NSDC’s chief executive officer (CEO) Manish Kumar says the country has entered one of the most exciting phase and India is on the window of reaping demographic divided. In the life time of every country, this window comes in 50 years. India’s period started somewhere around 2005. In China, it started in 1980 and in 1960 in South Korea. “Whenever the growth will shoot up, we will have right talent mix available which will boost our position inhuman capital index as our country would enter into anew growth curve,” Kumar said while claiming that the efforts to skill people in India are aptly timed. Kumar has over 24 years of experience of spread across various roles with national and international Institutions including Secretary to Government of Tripura - Power & Home Departments, UNICEF and country coordinator, water and sanitation program at the World Bank.
The Ministry of Skill Development and NSDC emphasises that it is not possible for all students who get skills training to get jobs. The focus should also be on self-employment and development of entrepreneurial abilities. “ Though we are well poised to take on the skill eco-system forward, we need to engage states and go down to the bottom of pyramid. Probably, we are now touching middle of the pyramid. But bottom of pyramid is totally different game. So the people who does not get job should be given entrepreneurial opportunities. We are working on how should we create field that supports,” Krishna pointed.
NSDC, which is one of its kind, public-private partnership which aims to promote skill development by catalyzing the creation of large scale sustainable businesses by involving the private sector in the vocational training space, has realised that India is too big a country to deploy similar skilling technique across states.“Think India as a continent. The skilling model applied to Kerala may not be applicable to Bihar Hence, we need to innovate and adapt models in localised context,” Kumar said.
Corporation is also emphasising on bringing more women into workforce. “Women workforce participation is extremely low. We also want to think about employability of women as they are the agents of change. If firms are led by them, they will be at natural ease of making disruptive policies for women and attract more women in workforce through those policies,” Singh explained while adding that concept of creches at work-place won’t come in mind of male leaders but women leaders can think about such concepts quite naturally.
NSDC has also partnered with Amazon India to drive digital literacy among women entrepreneurs in Nagaland. The initiative will enable them to sell their products internationally.
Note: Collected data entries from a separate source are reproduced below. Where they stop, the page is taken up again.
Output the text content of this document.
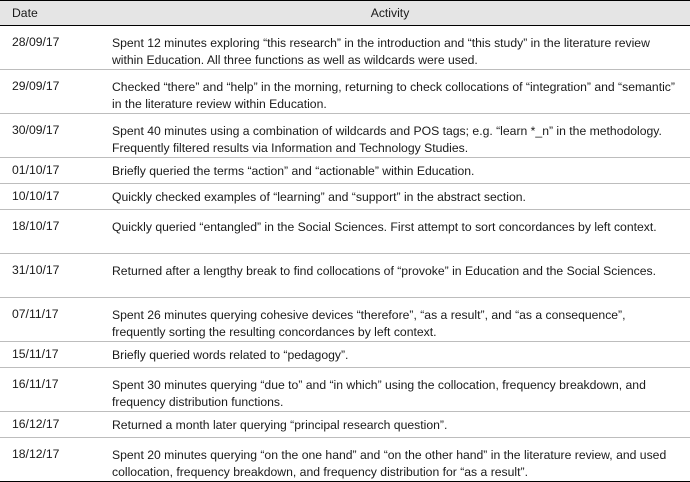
Date	Activity
28/09/17	Spent 12 minutes exploring “this research” in the introduction and “this study” in the literature review within Education. All three functions as well as wildcards were used.
29/09/17	Checked “there” and “help” in the morning, returning to check collocations of “integration” and “semantic” in the literature review within Education.
30/09/17	Spent 40 minutes using a combination of wildcards and POS tags; e.g. “learn *_n” in the methodology. Frequently filtered results via Information and Technology Studies.
01/10/17	Briefly queried the terms “action” and “actionable” within Education.
10/10/17	Quickly checked examples of “learning” and “support” in the abstract section.
18/10/17	Quickly queried “entangled” in the Social Sciences. First attempt to sort concordances by left context.
31/10/17	Returned after a lengthy break to find collocations of “provoke” in Education and the Social Sciences.
07/11/17	Spent 26 minutes querying cohesive devices “therefore”, “as a result”, and “as a consequence”, frequently sorting the resulting concordances by left context.
15/11/17	Briefly queried words related to “pedagogy”.
16/11/17	Spent 30 minutes querying “due to” and “in which” using the collocation, frequency breakdown, and frequency distribution functions.
16/12/17	Returned a month later querying “principal research question”.
18/12/17	Spent 20 minutes querying “on the one hand” and “on the other hand” in the literature review, and used collocation, frequency breakdown, and frequency distribution for “as a result”.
Amazon’s Project Saheli aims to empower women entrepreneurs by enabling them to use Amazon’s platform to showcase and sell their products using Amazon’s marketing tools to tell their story. NSDC aims to create capacity in terms of large and quality vocational training institutions, fund entities interested to operate in the skill development business and create an enabling environment for stakeholders in the ecosystem.